Studi Ungkap Daftar Jurusan Kuliah dengan Prospek Gaji Awal Terendah di Amerika Serikat
Dunia perkuliahan seringkali dipandang sebagai investasi masa depan, namun realitas gaji awal setelah lulus dapat bervariasi signifikan antar jurusan. Sebuah studi yang dilakukan oleh Federal Reserve Bank of New York menyoroti adanya disparitas pendapatan di antara berbagai bidang studi, terutama dalam lima tahun pertama setelah memasuki dunia kerja. Temuan ini memberikan gambaran penting bagi calon mahasiswa dalam mempertimbangkan pilihan jurusan mereka.
Survei tersebut mengungkapkan bahwa lulusan jurusan teknik cenderung menduduki puncak daftar dengan rata-rata gaji tahunan mencapai USD 80.000 (sekitar Rp 1,34 miliar) di awal karier mereka. Sebaliknya, jurusan-jurusan seperti pendidikan, seni, dan ilmu sosial umumnya menghasilkan gaji tahunan yang lebih rendah, dengan rata-rata sekitar USD 40.000 (sekitar Rp 670 juta). Angka ini tergolong rendah jika dibandingkan dengan rata-rata gaji tahunan di Amerika Serikat pada tahun 2024, yang mencapai USD 77.460 (sekitar Rp 1,3 miliar).

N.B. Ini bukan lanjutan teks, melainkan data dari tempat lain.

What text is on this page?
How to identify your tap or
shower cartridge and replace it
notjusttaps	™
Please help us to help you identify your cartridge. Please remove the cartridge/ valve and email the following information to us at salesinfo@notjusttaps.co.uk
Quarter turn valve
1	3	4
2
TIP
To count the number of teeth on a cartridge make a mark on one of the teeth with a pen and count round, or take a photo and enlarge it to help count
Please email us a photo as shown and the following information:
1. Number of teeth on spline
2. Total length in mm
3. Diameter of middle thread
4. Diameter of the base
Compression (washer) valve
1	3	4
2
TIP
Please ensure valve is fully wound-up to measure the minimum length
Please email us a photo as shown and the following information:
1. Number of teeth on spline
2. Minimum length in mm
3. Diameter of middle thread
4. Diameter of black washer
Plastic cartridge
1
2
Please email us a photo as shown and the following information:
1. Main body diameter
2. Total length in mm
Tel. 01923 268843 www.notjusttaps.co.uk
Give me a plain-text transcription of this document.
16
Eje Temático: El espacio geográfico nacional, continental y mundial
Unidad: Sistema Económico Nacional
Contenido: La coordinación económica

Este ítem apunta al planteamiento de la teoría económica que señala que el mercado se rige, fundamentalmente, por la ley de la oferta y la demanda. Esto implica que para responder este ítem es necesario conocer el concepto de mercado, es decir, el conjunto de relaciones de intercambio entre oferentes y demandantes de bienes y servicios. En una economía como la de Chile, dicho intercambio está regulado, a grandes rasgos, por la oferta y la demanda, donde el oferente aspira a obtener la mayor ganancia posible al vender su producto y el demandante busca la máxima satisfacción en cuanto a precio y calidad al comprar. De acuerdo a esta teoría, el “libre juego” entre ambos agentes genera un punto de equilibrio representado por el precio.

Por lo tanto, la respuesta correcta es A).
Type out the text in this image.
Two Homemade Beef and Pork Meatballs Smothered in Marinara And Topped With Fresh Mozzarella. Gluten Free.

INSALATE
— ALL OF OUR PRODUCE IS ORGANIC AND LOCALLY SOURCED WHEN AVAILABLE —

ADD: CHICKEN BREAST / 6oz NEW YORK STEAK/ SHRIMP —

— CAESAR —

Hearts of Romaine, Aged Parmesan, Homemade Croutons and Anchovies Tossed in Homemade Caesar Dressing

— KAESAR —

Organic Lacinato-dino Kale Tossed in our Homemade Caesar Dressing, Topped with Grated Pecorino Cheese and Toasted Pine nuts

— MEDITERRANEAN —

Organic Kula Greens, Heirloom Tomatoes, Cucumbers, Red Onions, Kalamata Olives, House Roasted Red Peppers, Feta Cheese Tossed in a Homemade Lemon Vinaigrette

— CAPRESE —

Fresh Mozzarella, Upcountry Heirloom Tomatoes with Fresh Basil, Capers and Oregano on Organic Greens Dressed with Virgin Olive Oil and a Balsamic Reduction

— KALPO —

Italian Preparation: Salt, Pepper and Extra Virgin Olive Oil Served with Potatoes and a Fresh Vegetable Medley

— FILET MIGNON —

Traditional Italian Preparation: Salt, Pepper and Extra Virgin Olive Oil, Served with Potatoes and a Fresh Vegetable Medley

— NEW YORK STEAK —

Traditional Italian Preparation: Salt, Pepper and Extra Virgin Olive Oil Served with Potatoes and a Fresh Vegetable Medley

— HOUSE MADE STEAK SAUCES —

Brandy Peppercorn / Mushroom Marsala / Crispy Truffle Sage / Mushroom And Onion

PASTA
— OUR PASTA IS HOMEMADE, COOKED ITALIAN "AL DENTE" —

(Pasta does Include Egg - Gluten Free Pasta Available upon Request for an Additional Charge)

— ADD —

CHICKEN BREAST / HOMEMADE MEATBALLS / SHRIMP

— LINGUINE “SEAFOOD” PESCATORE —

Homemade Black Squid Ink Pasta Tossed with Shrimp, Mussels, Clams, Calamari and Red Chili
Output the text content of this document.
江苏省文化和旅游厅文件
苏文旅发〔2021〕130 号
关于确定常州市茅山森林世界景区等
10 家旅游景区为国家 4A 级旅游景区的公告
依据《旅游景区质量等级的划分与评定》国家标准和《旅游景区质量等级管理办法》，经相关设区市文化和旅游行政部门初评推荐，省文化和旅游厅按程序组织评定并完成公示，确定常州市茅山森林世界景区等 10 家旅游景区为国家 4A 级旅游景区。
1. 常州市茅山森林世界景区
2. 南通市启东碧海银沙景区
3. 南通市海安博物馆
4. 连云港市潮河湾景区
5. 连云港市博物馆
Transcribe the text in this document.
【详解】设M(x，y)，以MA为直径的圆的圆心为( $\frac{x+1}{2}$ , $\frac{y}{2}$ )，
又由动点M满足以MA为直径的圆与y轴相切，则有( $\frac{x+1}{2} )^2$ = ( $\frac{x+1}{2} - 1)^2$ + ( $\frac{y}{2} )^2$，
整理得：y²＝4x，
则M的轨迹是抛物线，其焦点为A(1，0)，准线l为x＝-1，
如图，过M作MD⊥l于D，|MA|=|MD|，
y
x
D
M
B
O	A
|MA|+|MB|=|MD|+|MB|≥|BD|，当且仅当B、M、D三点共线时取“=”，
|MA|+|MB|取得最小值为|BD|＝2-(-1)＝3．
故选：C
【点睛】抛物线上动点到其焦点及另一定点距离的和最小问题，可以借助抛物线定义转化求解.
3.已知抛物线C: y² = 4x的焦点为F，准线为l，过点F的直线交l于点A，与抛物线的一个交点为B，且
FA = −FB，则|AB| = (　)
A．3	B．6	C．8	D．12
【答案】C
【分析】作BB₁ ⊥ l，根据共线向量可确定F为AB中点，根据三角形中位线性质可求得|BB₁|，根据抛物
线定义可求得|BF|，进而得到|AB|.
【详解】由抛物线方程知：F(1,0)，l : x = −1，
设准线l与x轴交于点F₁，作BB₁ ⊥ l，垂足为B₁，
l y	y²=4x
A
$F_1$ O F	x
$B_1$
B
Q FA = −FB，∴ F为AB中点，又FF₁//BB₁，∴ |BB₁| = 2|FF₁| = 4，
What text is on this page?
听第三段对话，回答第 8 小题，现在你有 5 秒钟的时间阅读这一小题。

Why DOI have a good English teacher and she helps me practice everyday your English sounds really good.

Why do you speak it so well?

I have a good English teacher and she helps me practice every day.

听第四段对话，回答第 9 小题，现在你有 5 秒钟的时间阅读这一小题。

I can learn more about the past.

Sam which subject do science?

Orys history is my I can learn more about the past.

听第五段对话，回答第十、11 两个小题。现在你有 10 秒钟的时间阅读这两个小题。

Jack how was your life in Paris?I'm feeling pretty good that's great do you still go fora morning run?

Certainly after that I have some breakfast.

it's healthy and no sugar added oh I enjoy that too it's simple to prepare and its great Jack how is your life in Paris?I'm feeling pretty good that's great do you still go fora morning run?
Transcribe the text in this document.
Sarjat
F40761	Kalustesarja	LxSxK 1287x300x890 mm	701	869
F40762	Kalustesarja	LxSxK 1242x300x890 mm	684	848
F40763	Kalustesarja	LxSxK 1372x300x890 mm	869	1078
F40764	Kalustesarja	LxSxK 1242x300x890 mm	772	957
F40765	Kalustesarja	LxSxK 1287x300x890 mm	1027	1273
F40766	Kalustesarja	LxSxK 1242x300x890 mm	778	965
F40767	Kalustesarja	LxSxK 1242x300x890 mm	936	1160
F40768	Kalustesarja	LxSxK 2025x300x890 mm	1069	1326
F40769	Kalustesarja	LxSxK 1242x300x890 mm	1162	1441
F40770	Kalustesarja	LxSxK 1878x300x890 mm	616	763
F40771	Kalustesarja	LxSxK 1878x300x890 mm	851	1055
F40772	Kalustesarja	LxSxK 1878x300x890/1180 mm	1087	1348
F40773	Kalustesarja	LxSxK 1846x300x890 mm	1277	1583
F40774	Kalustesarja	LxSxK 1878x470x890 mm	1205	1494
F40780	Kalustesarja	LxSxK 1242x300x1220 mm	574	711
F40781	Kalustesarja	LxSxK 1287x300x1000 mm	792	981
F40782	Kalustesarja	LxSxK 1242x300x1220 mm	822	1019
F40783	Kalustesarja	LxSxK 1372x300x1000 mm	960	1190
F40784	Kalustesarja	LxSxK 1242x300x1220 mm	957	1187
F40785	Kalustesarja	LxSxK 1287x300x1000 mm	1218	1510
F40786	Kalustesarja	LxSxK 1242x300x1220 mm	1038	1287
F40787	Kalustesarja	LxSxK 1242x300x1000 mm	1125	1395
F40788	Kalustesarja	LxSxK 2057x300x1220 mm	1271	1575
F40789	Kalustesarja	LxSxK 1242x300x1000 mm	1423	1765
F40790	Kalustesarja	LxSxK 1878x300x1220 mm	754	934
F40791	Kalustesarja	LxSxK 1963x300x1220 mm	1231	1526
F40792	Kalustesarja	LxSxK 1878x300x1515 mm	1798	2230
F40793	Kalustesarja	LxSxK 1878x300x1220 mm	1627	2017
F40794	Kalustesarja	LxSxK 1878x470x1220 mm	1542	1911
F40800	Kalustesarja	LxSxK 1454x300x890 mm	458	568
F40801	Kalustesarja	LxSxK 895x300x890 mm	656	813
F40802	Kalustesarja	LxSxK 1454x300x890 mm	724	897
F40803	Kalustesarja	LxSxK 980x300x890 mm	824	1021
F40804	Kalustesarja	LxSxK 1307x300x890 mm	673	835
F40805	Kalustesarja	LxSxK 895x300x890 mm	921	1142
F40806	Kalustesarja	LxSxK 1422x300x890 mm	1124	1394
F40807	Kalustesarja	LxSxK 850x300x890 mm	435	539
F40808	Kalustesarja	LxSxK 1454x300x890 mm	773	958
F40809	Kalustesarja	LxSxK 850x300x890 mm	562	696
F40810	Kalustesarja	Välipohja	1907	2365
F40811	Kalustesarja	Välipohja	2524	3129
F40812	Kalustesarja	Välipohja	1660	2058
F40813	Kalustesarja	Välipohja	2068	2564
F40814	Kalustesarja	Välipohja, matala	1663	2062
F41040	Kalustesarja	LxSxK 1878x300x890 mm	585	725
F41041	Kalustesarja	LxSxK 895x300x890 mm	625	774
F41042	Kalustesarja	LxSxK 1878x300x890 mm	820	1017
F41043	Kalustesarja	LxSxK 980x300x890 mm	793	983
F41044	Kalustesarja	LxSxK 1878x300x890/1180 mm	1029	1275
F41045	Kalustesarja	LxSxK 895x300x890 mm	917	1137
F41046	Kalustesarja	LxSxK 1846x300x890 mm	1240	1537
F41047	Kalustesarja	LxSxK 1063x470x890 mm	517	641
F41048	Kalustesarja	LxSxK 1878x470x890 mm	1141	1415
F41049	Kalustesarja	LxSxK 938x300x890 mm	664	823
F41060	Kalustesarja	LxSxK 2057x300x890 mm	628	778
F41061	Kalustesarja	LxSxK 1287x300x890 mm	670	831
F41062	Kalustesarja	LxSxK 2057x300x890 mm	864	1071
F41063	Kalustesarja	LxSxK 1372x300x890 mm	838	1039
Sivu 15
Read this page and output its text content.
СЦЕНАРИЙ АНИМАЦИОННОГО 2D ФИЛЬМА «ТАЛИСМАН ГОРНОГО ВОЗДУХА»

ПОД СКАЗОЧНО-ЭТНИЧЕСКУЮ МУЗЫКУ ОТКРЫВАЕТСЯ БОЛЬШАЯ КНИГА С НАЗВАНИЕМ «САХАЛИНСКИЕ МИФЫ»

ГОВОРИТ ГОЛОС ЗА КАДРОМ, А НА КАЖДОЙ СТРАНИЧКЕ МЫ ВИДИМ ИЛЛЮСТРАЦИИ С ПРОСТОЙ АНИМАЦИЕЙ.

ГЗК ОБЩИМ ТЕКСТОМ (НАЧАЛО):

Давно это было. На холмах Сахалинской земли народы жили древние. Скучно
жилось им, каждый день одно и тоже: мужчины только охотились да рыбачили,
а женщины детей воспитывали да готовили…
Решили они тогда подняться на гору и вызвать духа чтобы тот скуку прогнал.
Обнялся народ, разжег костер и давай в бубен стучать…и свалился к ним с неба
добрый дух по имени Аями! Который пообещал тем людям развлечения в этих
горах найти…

Analisis data dari Biro Sensus AS tahun 2023 juga mendukung temuan ini, mengindikasikan bahwa bidang pendidikan dan sosial seringkali berada di posisi terbawah dalam hal gaji awal. Lulusan jurusan bahasa asing, misalnya, hanya memperoleh sekitar Rp 670 juta per tahun dalam lima tahun pertama karier mereka, jauh di bawah rata-rata nasional.
Berikut adalah daftar 10 jurusan dengan rata-rata gaji terendah di AS untuk pekerja berusia 22 hingga 27 tahun, berdasarkan data yang dikutip dari CNBC:
- Bahasa Asing: USD 40.000 (sekitar Rp 670,5 juta per tahun atau Rp 55,875 juta per bulan)
- Ilmu-ilmu Sosial (Umum): USD 41.000 (sekitar Rp 687,26 juta per tahun atau Rp 57,27 juta per bulan)
- Seni dan Pertunjukan: USD 41.900 (sekitar Rp 702,35 juta per tahun atau Rp 58,5 juta per bulan)
- Antropologi: USD 42.000 (sekitar Rp 704,02 juta per tahun atau Rp 58,67 juta per bulan)
- Pendidikan Anak Usia Dini: USD 42.000 (sekitar Rp 704,02 juta per tahun atau Rp 58,67 juta per bulan)
- Ilmu Keluarga & Konsumen: USD 42.000 (sekitar Rp 704,02 juta per tahun atau Rp 58,67 juta per bulan)
- Pendidikan (Umum): USD 42.000 (sekitar Rp 704,02 juta per tahun atau Rp 58,67 juta per bulan)
- Ilmu Biologi (dan lain-lain): USD 42.000 (sekitar Rp 704,02 juta per tahun atau Rp 58,67 juta per bulan)
- Pelayanan Sosial: USD 42.000 (sekitar Rp 704,02 juta per tahun atau Rp 58,67 juta per bulan)
- Teologi dan Agama: USD 42.000 (sekitar Rp 704,02 juta per tahun atau Rp 58,67 juta per bulan)
Temuan ini menggarisbawahi pentingnya bagi calon mahasiswa untuk mempertimbangkan prospek karir dan potensi pendapatan saat memilih jurusan kuliah. Meskipun faktor finansial bukanlah satu-satunya pertimbangan, pemahaman yang jelas tentang potensi pendapatan di berbagai bidang dapat membantu mahasiswa membuat keputusan yang lebih tepat dan mempersiapkan diri untuk masa depan karir mereka.